More meaningful date systems


in Daily updates, Geek stuff, Politics, Writing

Expressing dates in the ‘Common Era‘ system is familiar, but perhaps not overly rational or useful. To be sure, there were things of historical significance happening around 1 CE. Tiberius quelled revolts in Germania; the Kingdom of Aksum was founded; and Ovid wrote ‘Metamorphoses’.

At the same time, it can hardly be considered a watershed point in human history. While it would be less precise to do so, I think a case can be made that we could be better off measuring the date using the start of human civilization as the zero point, with years before expressed in terms of how far they are ‘pre-civilization’ or ‘pre-civ’ and those after expressed in years ‘post-civilization’ or ‘post-civ’.

One risk is that we may discover that our present understanding of when civilization emerged is wrong. The general sense at the moment is that we are around the year 10,000 post-civ. It’s possible that archaeological evidence will reveal older civilizations, which would raise the question of either moving the zero point or accepting one that is no longer seen as accurate.

An alternative, which would be more precise, would be to choose a date to represent the start of the Industrial Revolution – say, 1750 CE. We could then measure dates both forward and backward from that point. This would be year 261 of the industrial era. The former year 0 would be 1750 years before the industrial era.

Either the civilization or the industrial approach could be helpful in making us think accurately about human history. We have been living in civilizations for about 10,000 years now – a fact that has importance for what we know about human beings, and how we can try to achieve our aims in the world. The same is true of the fact that we have lived in an industrialized world for about 250 years (though it obviously didn’t arrive all at once).

{ 6 comments… read them below or add one }

BuddyRich April 18, 2011 at 4:05 pm

The Julian date system starts in mid 4500 BC and is inherently an ordinal which is useful for comparisons, especially when computing, though the way that calendar aligns with other solar events is not as optimal as the Gregorian.

Of course anything is arbitrary, numerous dictators have started year renumbering to mark their birth, etc.

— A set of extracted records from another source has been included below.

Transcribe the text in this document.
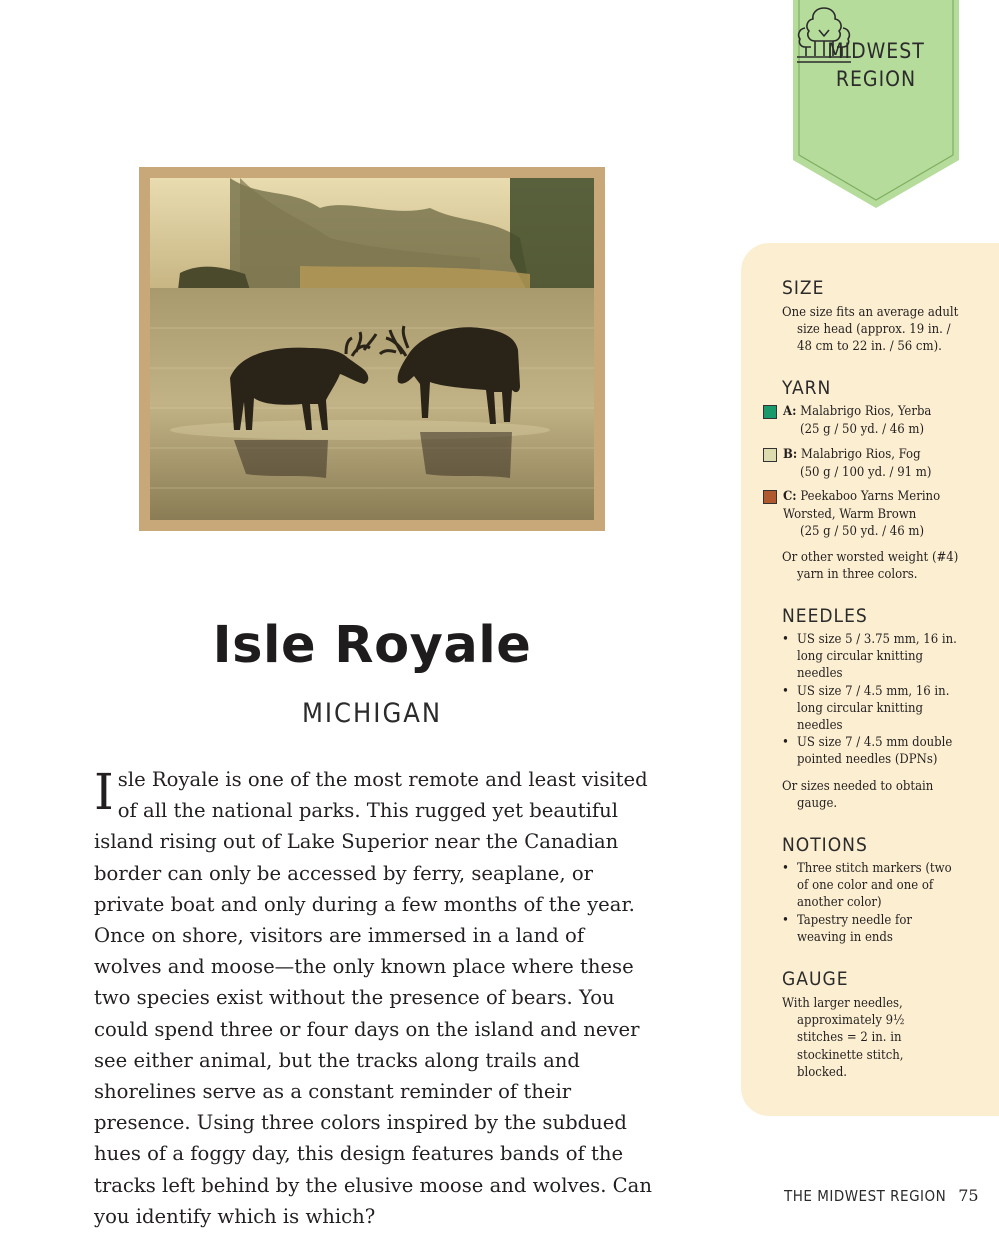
MIDWEST
REGION
Isle Royale
MICHIGAN
I sle Royale is one of the most remote and least visited of all the national parks. This rugged yet beautiful island rising out of Lake Superior near the Canadian border can only be accessed by ferry, seaplane, or private boat and only during a few months of the year. Once on shore, visitors are immersed in a land of wolves and moose—the only known place where these two species exist without the presence of bears. You could spend three or four days on the island and never see either animal, but the tracks along trails and shorelines serve as a constant reminder of their presence. Using three colors inspired by the subdued hues of a foggy day, this design features bands of the tracks left behind by the elusive moose and wolves. Can you identify which is which?

SIZE
One size fits an average adult size head (approx. 19 in. / 48 cm to 22 in. / 56 cm).
YARN
A: Malabrigo Rios, Yerba
(25 g / 50 yd. / 46 m)
B: Malabrigo Rios, Fog
(50 g / 100 yd. / 91 m)
C: Peekaboo Yarns Merino Worsted, Warm Brown
(25 g / 50 yd. / 46 m)
Or other worsted weight (#4) yarn in three colors.
NEEDLES
• US size 5 / 3.75 mm, 16 in. long circular knitting needles
• US size 7 / 4.5 mm, 16 in. long circular knitting needles
• US size 7 / 4.5 mm double pointed needles (DPNs)
Or sizes needed to obtain gauge.
NOTIONS
• Three stitch markers (two of one color and one of another color)
• Tapestry needle for weaving in ends
GAUGE
With larger needles, approximately 9½ stitches = 2 in. in stockinette stitch, blocked.
THE MIDWEST REGION 75
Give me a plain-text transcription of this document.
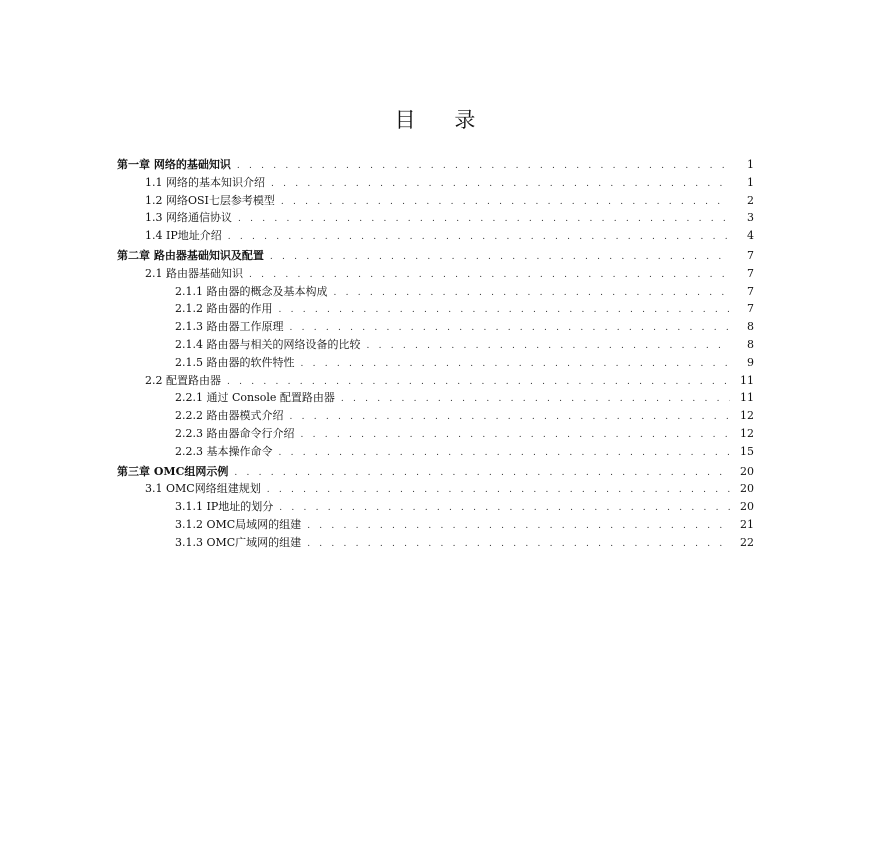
目 录
第一章 网络的基础知识 . . .	1
1.1 网络的基本知识介绍 . . .	1
1.2 网络OSI七层参考模型 . . .	2
1.3 网络通信协议 . . .	3
1.4 IP地址介绍 . . .	4
第二章 路由器基础知识及配置 . . .	7
2.1 路由器基础知识 . . .	7
2.1.1 路由器的概念及基本构成 . . .	7
2.1.2 路由器的作用 . . .	7
2.1.3 路由器工作原理 . . .	8
2.1.4 路由器与相关的网络设备的比较 . . .	8
2.1.5 路由器的软件特性 . . .	9
2.2 配置路由器 . . .	11
2.2.1 通过 Console 配置路由器 . . .	11
2.2.2 路由器模式介绍 . . .	12
2.2.3 路由器命令行介绍 . . .	12
2.2.3 基本操作命令 . . .	15
第三章 OMC组网示例 . . .	20
3.1 OMC网络组建规划 . . .	20
3.1.1 IP地址的划分 . . .	20
3.1.2 OMC局域网的组建 . . .	21
3.1.3 OMC广域网的组建 . . .	22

Maybe we can use year 1 as the start of the “space age”, so the first manned spaceflight… whose anniversary recently passed.

. April 20, 2011 at 8:09 pm

Holocene calendar
From Wikipedia, the free encyclopedia

The Holocene calendar, also known as the Holocene era or Human era (HE), is a year numbering system that adds exactly 10,000 years to the currently world-dominant Anno Domini (AD) and Common Era (CE) system, placing its first year near the beginning of the Holocene epoch and the Neolithic revolution. Holocene calendar proponents claim that it makes for easier geological, archaeological, dendrochronological and historical dating, as well as that it bases its epoch on a more universally relevant event. The current year of 2011 AD can be transformed into a Holocene year by adding the digit “1” before it, making it 12011 HE. The Human Era was first proposed by Cesare Emiliani in 1993 (11993 HE).

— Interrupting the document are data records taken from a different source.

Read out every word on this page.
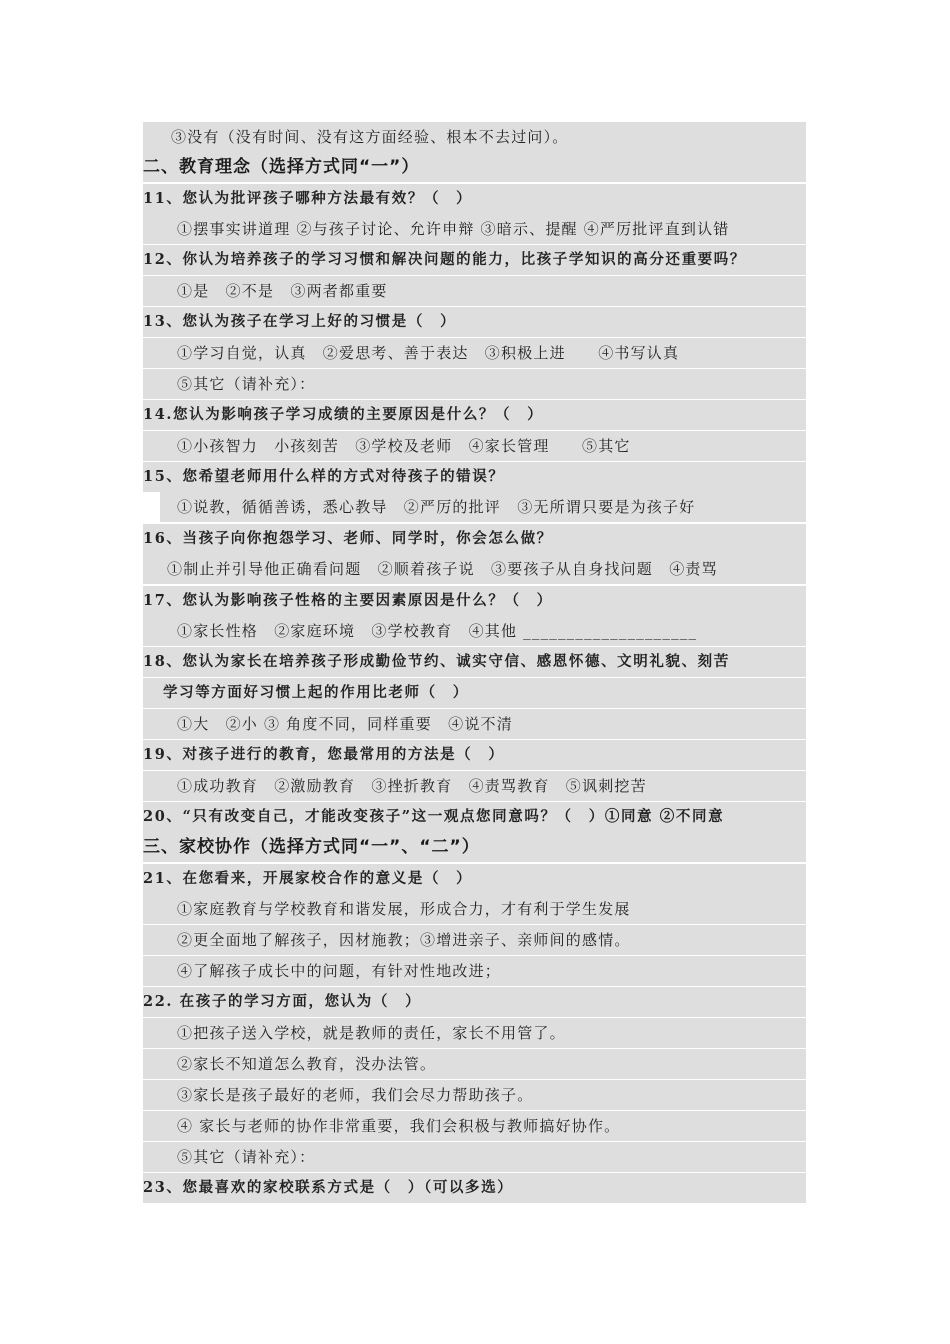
③没有（没有时间、没有这方面经验、根本不去过问）。
二、教育理念（选择方式同“一”）
11、您认为批评孩子哪种方法最有效？（　）
①摆事实讲道理 ②与孩子讨论、允许申辩 ③暗示、提醒 ④严厉批评直到认错
12、你认为培养孩子的学习习惯和解决问题的能力，比孩子学知识的高分还重要吗？
①是　②不是　③两者都重要
13、您认为孩子在学习上好的习惯是（　）
①学习自觉，认真　②爱思考、善于表达　③积极上进　　④书写认真
⑤其它（请补充）：
14.您认为影响孩子学习成绩的主要原因是什么？（　）
①小孩智力　小孩刻苦　③学校及老师　④家长管理　　⑤其它
15、您希望老师用什么样的方式对待孩子的错误？
①说教，循循善诱，悉心教导　②严厉的批评　③无所谓只要是为孩子好
16、当孩子向你抱怨学习、老师、同学时，你会怎么做？
①制止并引导他正确看问题　②顺着孩子说　③要孩子从自身找问题　④责骂
17、您认为影响孩子性格的主要因素原因是什么？（　）
①家长性格　②家庭环境　③学校教育　④其他 ____________________
18、您认为家长在培养孩子形成勤俭节约、诚实守信、感恩怀德、文明礼貌、刻苦
学习等方面好习惯上起的作用比老师（　）
①大　②小 ③ 角度不同，同样重要　④说不清
19、对孩子进行的教育，您最常用的方法是（　）
①成功教育　②激励教育　③挫折教育　④责骂教育　⑤讽刺挖苦
20、“只有改变自己，才能改变孩子”这一观点您同意吗？（　）①同意 ②不同意
三、家校协作（选择方式同“一”、“二”）
21、在您看来，开展家校合作的意义是（　）
①家庭教育与学校教育和谐发展，形成合力，才有利于学生发展
②更全面地了解孩子，因材施教；③增进亲子、亲师间的感情。
④了解孩子成长中的问题，有针对性地改进；
22. 在孩子的学习方面，您认为（　）
①把孩子送入学校，就是教师的责任，家长不用管了。
②家长不知道怎么教育，没办法管。
③家长是孩子最好的老师，我们会尽力帮助孩子。
④ 家长与老师的协作非常重要，我们会积极与教师搞好协作。
⑤其它（请补充）：
23、您最喜欢的家校联系方式是（　）（可以多选）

Milan May 2, 2011 at 6:38 pm

Another option is to count years starting with the approximate time of the Big Bang.

For simplicity, we could just add 13.7 billion to all of our dates.

. June 3, 2011 at 9:45 pm


Geologic time
October 10, 2007

Patrick June 8, 2011 at 12:36 pm

It’s AD, not “CE”. I’m an atheist as I’m sure you are, but I don’t use euphemistic, revisionist, overly-politically correct garbage. Until we move on to another calendar that is not Christianity-based, I will use AD/BC.

As for whether the Anno Domini system is “rational” or “useful”… how is that relevant? Is “Tuesday” rational or useful, considering its basis on the Norse god Tyr? No! They’re cultural conventions, that’s all.

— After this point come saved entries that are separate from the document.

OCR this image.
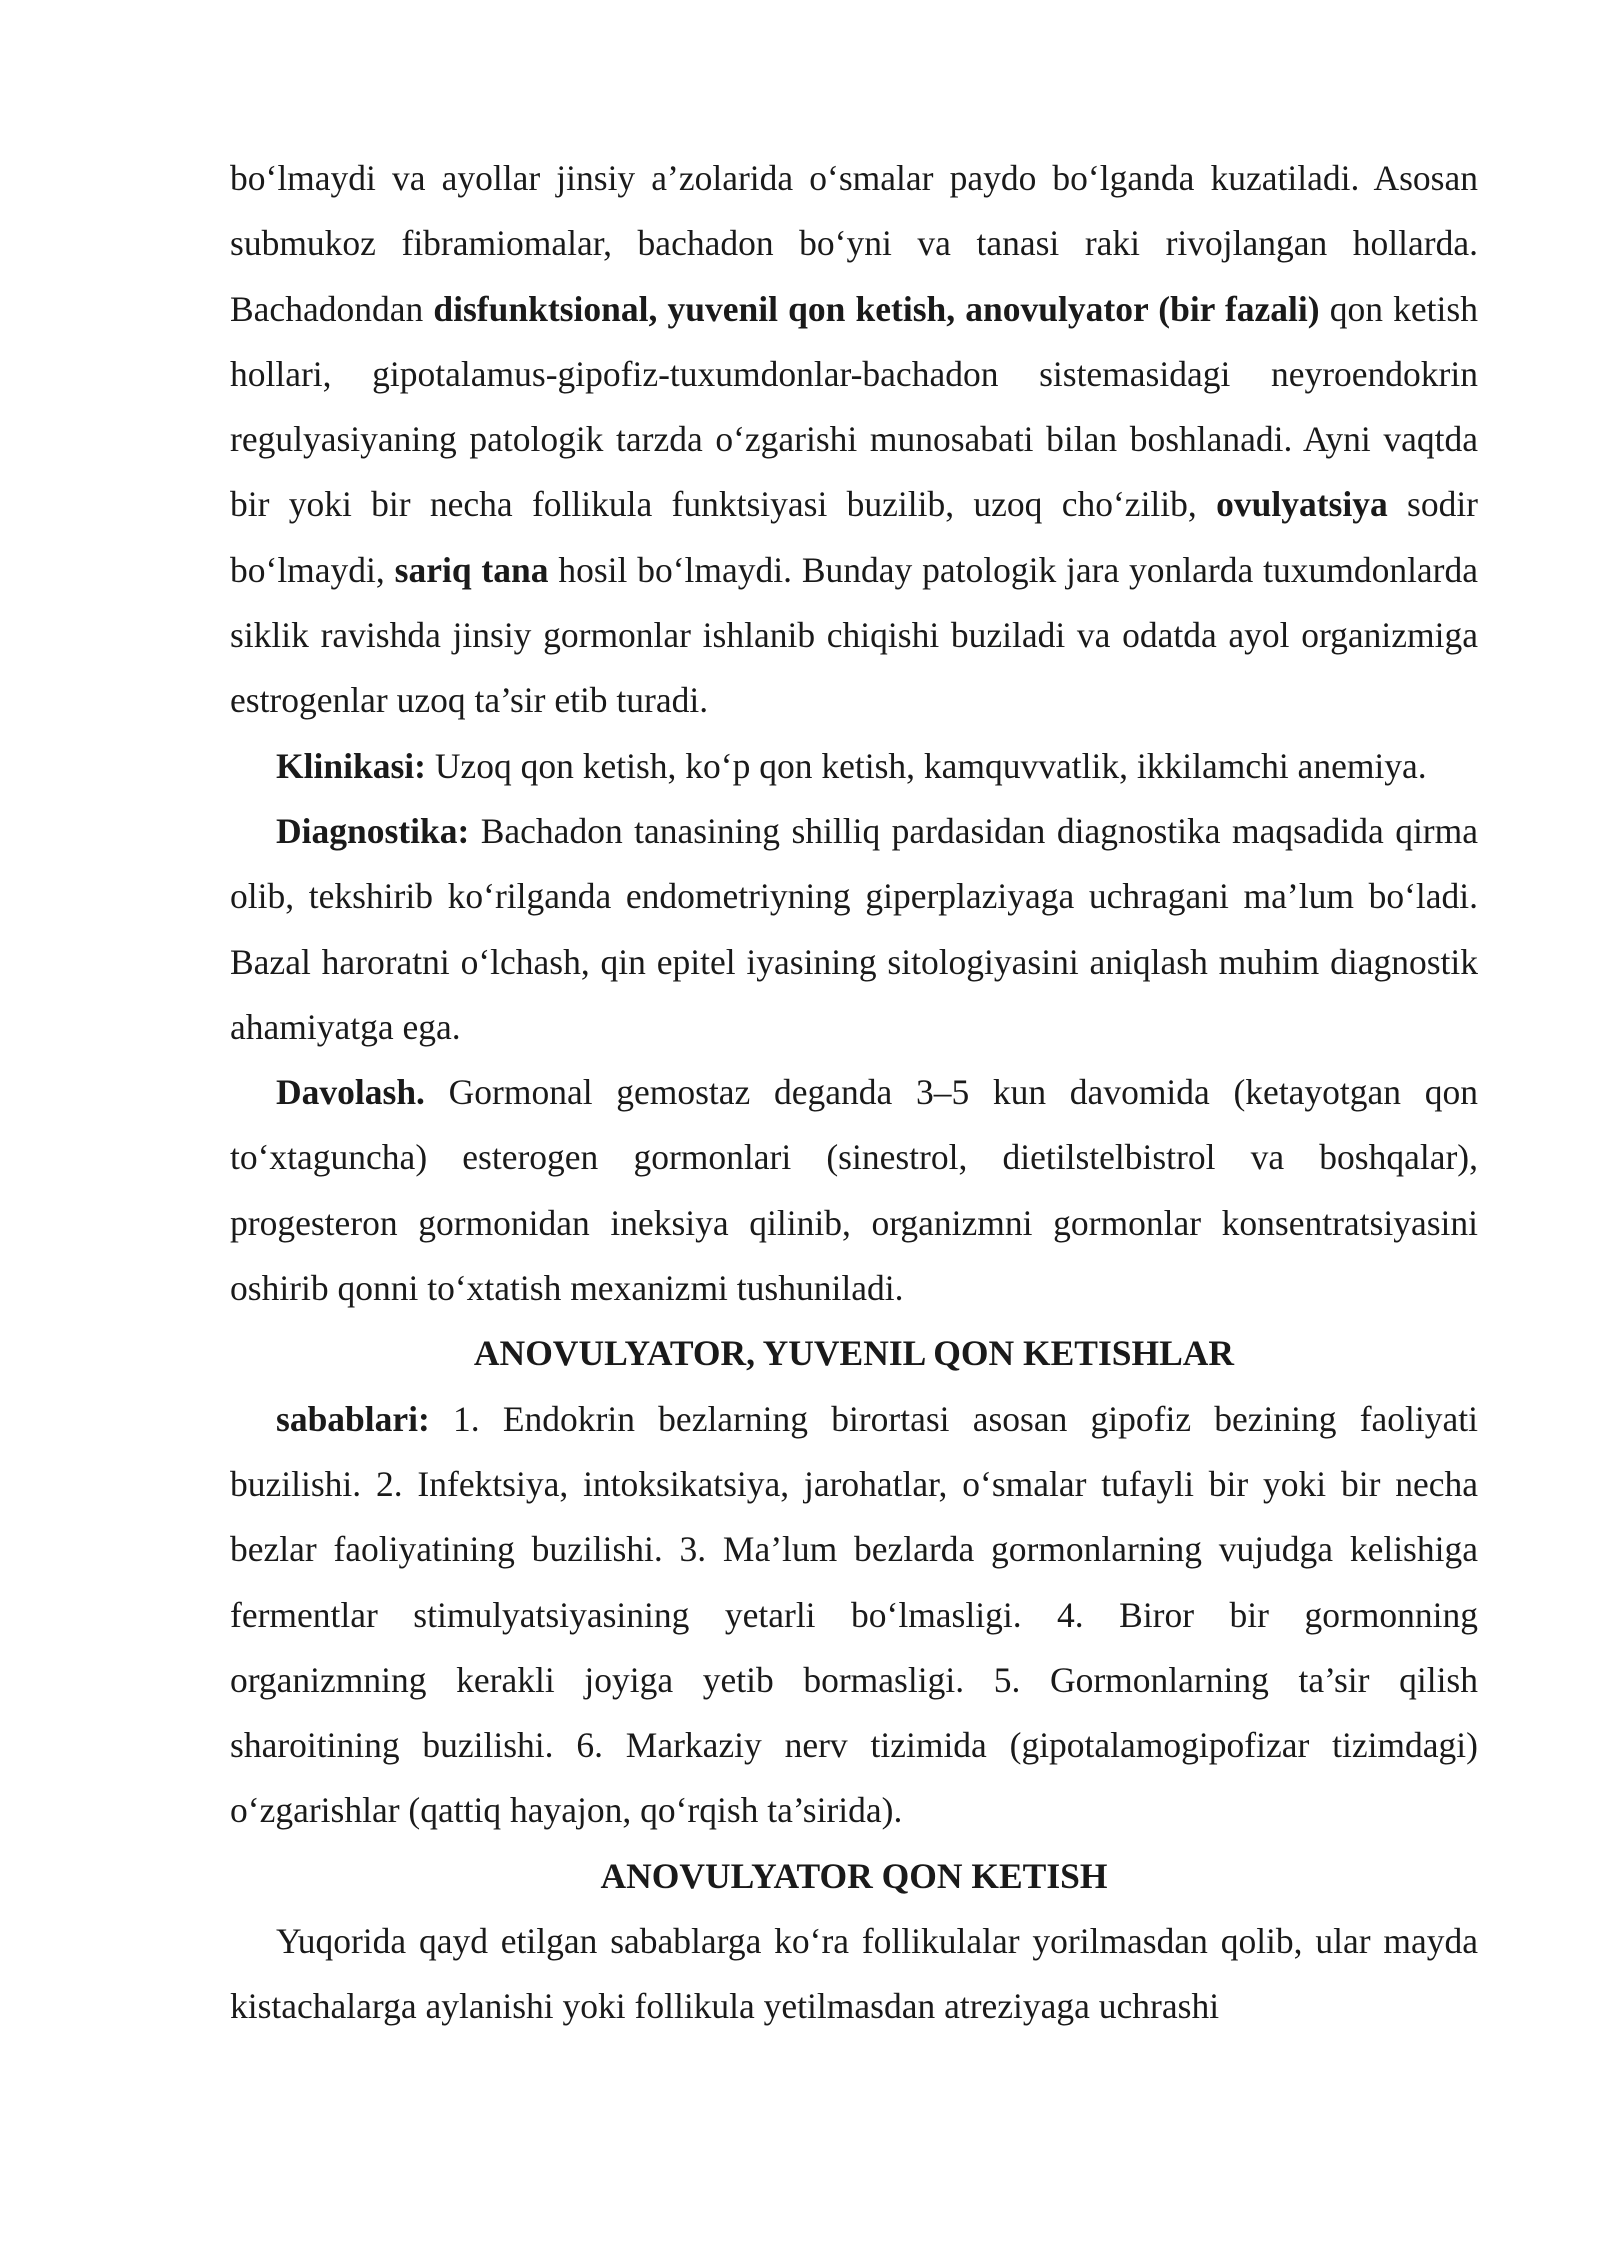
bo‘lmaydi va ayollar jinsiy a’zolarida o‘smalar paydo bo‘lganda kuzatiladi. Asosan submukoz fibramiomalar, bachadon bo‘yni va tanasi raki rivojlangan hollarda. Bachadondan disfunktsional, yuvenil qon ketish, anovulyator (bir fazali) qon ketish hollari, gipotalamus-gipofiz-tuxumdonlar-bachadon sistemasidagi neyroendokrin regulyasiyaning patologik tarzda o‘zgarishi munosabati bilan boshlanadi. Ayni vaqtda bir yoki bir necha follikula funktsiyasi buzilib, uzoq cho‘zilib, ovulyatsiya sodir bo‘lmaydi, sariq tana hosil bo‘lmaydi. Bunday patologik jara yonlarda tuxumdonlarda siklik ravishda jinsiy gormonlar ishlanib chiqishi buziladi va odatda ayol organizmiga estrogenlar uzoq ta’sir etib turadi.

Klinikasi: Uzoq qon ketish, ko‘p qon ketish, kamquvvatlik, ikkilamchi anemiya.

Diagnostika: Bachadon tanasining shilliq pardasidan diagnostika maqsadida qirma olib, tekshirib ko‘rilganda endometriyning giperplaziyaga uchragani ma’lum bo‘ladi. Bazal haroratni o‘lchash, qin epitel iyasining sitologiyasini aniqlash muhim diagnostik ahamiyatga ega.

Davolash. Gormonal gemostaz deganda 3–5 kun davomida (ketayotgan qon to‘xtaguncha) esterogen gormonlari (sinestrol, dietilstelbistrol va boshqalar), progesteron gormonidan ineksiya qilinib, organizmni gormonlar konsentratsiyasini oshirib qonni to‘xtatish mexanizmi tushuniladi.

ANOVULYATOR, YUVENIL QON KETISHLAR

sabablari: 1. Endokrin bezlarning birortasi asosan gipofiz bezining faoliyati buzilishi. 2. Infektsiya, intoksikatsiya, jarohatlar, o‘smalar tufayli bir yoki bir necha bezlar faoliyatining buzilishi. 3. Ma’lum bezlarda gormonlarning vujudga kelishiga fermentlar stimulyatsiyasining yetarli bo‘lmasligi. 4. Biror bir gormonning organizmning kerakli joyiga yetib bormasligi. 5. Gormonlarning ta’sir qilish sharoitining buzilishi. 6. Markaziy nerv tizimida (gipotalamogipofizar tizimdagi) o‘zgarishlar (qattiq hayajon, qo‘rqish ta’sirida).

ANOVULYATOR QON KETISH

Yuqorida qayd etilgan sabablarga ko‘ra follikulalar yorilmasdan qolib, ular mayda kistachalarga aylanishi yoki follikula yetilmasdan atreziyaga uchrashi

We are in the year 2011 because a medieval monk guessed that Jesus was born in 1 AD (even though it was more near 5 BC).

. June 19, 2011 at 12:04 pm

The Clock is being machined and assembled in California and Seattle. Meantime the mountain in Texas is being readied. Why would anyone build a Clock inside a mountain with the hope that it will ring for 10,000 years? Part of the answer: just so people will ask this question, and having asked it, prompt themselves to conjure with notions of generations and millennia. If you have a Clock ticking for 10,000 years what kinds of generational-scale questions and projects will it suggest? If a Clock can keep going for ten millennia, shouldn’t we make sure our civilization does as well? If the Clock keeps going after we are personally long dead, why not attempt other projects that require future generations to finish? The larger question is, as virologist Jonas Salk once asked, “Are we being good ancestors?”